Starting with the 2004 crop season—after 23 years of organic and conventional management, and the growth of resulting soil differences—the plots were farmed under a common corn, soybean and wheat crop rotation. That summer, a record rainfall resulted in a harvest that showed organic corn had significantly higher yield (146 bu/A organic, 129 bu/A conventional) and higher grain protein content than the conventional system. (This yield difference was statistically significant at P=0.10.)

This transformation of the organic fields is somewhat like the race of the tortoise and hare, but in this case the organic systems now look to be winning the race on three fronts: soil quality, drought tolerance and overall yield.

In our trials we have noted that soil quality—in terms of carbon, total nitrogen, and biological activity—has increased in each area under organic management, but not under the conventional system. These soil changes explain why organic soils have improved over time in our testing environment.

Gradual elevation of soil organic matter with continuous use of soil-building practices is the foundation for many changes that improve the productive capacity and biological resiliency of organic systems.

It’s in this way that organic soil can potentially out-compete conventional production systems over the long run. It takes time to use healthy soil practices to restore the biological life, but this time creates a biological and structural foundation for future improvements.

A new reality?

Our research is from one farm in Pennsylvania, but we believe the principles it documents have much broader application to similar growing areas around the world.

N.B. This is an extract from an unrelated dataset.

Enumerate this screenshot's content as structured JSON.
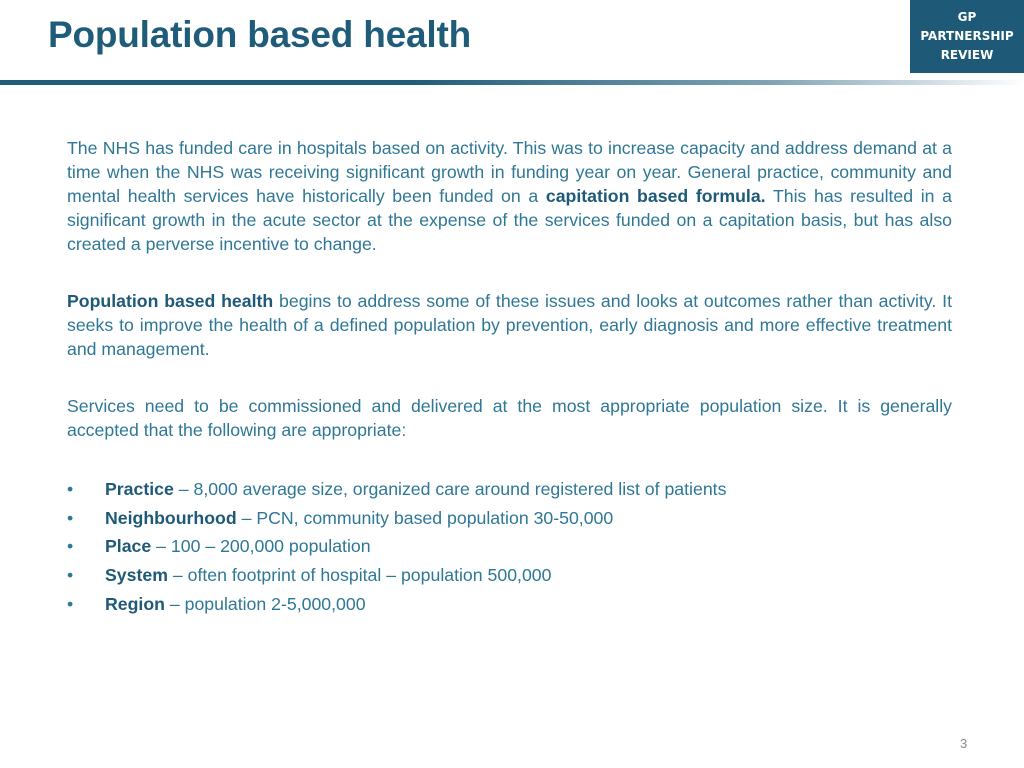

Despite the nagging disbelief of chemical agriculture proponents, The Rodale Institute’s research shows organic agriculture has as much potential to actually feed the world in a sustainable manner as does conventional commodity crop farming. Modern research has increased the capacity of traditional organic farming beyond that which had fed civilizations for 6,000 years.

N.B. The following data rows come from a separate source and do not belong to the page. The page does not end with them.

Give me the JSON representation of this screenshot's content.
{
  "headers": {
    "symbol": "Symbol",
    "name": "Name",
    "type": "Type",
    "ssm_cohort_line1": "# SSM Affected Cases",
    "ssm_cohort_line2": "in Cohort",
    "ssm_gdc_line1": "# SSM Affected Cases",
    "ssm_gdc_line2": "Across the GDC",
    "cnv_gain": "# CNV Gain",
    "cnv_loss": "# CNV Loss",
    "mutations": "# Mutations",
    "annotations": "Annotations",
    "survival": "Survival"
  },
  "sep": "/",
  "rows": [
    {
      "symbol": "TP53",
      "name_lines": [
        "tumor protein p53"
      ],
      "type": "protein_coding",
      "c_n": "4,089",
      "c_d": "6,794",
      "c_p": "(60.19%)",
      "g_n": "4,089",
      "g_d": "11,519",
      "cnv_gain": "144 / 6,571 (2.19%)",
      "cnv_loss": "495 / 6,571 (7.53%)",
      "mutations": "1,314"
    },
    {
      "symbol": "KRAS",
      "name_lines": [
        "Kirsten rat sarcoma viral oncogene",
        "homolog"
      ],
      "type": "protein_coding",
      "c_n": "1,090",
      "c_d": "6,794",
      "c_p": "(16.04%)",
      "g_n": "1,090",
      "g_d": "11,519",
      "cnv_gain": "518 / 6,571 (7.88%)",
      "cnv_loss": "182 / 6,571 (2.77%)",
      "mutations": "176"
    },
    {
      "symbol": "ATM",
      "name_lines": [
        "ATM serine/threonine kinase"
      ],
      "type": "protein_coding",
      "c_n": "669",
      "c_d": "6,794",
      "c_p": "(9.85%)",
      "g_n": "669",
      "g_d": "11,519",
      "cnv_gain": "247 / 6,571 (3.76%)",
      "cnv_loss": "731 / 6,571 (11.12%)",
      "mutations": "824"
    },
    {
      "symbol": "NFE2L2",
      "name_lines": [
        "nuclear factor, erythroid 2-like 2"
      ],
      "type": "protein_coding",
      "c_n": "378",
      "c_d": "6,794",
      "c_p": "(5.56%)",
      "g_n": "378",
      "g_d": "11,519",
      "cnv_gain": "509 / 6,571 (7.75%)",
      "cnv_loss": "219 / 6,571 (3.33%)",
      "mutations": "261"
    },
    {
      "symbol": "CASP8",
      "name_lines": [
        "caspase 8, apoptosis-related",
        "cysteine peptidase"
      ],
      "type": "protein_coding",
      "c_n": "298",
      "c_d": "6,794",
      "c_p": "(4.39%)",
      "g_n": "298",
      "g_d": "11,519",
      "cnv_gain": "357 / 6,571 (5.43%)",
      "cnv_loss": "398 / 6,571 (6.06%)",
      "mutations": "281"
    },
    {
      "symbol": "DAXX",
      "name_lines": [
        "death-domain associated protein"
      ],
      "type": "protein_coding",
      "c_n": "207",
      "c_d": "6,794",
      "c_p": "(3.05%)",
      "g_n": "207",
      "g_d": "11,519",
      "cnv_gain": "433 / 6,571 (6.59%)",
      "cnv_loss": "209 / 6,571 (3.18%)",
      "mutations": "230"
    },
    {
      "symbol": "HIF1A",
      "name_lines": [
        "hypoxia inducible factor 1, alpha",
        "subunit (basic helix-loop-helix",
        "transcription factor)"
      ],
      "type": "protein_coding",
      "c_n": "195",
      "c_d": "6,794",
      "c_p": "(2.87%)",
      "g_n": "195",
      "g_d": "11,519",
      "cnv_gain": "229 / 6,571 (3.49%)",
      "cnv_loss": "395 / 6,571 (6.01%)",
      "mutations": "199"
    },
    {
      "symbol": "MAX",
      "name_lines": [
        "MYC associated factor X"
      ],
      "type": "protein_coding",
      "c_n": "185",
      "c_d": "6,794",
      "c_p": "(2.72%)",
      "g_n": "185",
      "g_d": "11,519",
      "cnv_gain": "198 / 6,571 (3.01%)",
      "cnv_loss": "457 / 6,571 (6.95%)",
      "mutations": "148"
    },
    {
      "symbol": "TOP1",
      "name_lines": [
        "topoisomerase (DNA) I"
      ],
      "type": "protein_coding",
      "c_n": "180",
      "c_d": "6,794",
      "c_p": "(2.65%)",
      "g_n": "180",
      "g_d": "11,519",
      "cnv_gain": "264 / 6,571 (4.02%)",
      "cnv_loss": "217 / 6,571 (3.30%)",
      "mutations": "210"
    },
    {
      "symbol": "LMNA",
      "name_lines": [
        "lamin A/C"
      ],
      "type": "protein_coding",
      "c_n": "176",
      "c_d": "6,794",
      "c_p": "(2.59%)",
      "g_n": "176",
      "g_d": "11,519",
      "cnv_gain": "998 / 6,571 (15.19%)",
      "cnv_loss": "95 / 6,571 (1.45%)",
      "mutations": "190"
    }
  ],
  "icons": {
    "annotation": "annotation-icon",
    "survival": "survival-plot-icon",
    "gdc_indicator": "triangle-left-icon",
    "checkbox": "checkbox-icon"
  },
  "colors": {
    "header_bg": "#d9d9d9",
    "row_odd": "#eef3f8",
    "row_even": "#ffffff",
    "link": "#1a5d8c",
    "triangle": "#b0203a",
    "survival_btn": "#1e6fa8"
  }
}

Moreover, in the long-term perspective that includes peak oil and diminishing groundwater resources, a bigger question looms: In the span of recorded agricultural history, can the relatively recent advent of high-input, chemically based agriculture continue much longer without excessively degrading the very natural environment we all depend upon?

Hard scientific evidence shows that agricultural productivity can be judiciously enhanced through long-proven, ecologically sound, soil-improvement methods without resorting to toxic chemicals.

This new paradigm of productivity offers this potential: if we want to help all farmers to develop systems which will, in time, improve their yields while they increase the quality of food produced, and while they decrease their input costs and environmental impact, organic methods are needed by all farmers.

We will continue to monitor our FST plots to see if the indicators of the past three years that show organic advantage are maintained, strengthened or changed. We will also foster the application of regionally adapted cover cropping and crop rotation practices useable in any farming approach to support a better future for farmers and for all food consumers.

By focusing on the basics of soil improvement, we can avoid the pitfalls and dependencies of chemically intensive agriculture as we offer the world a true green revolution.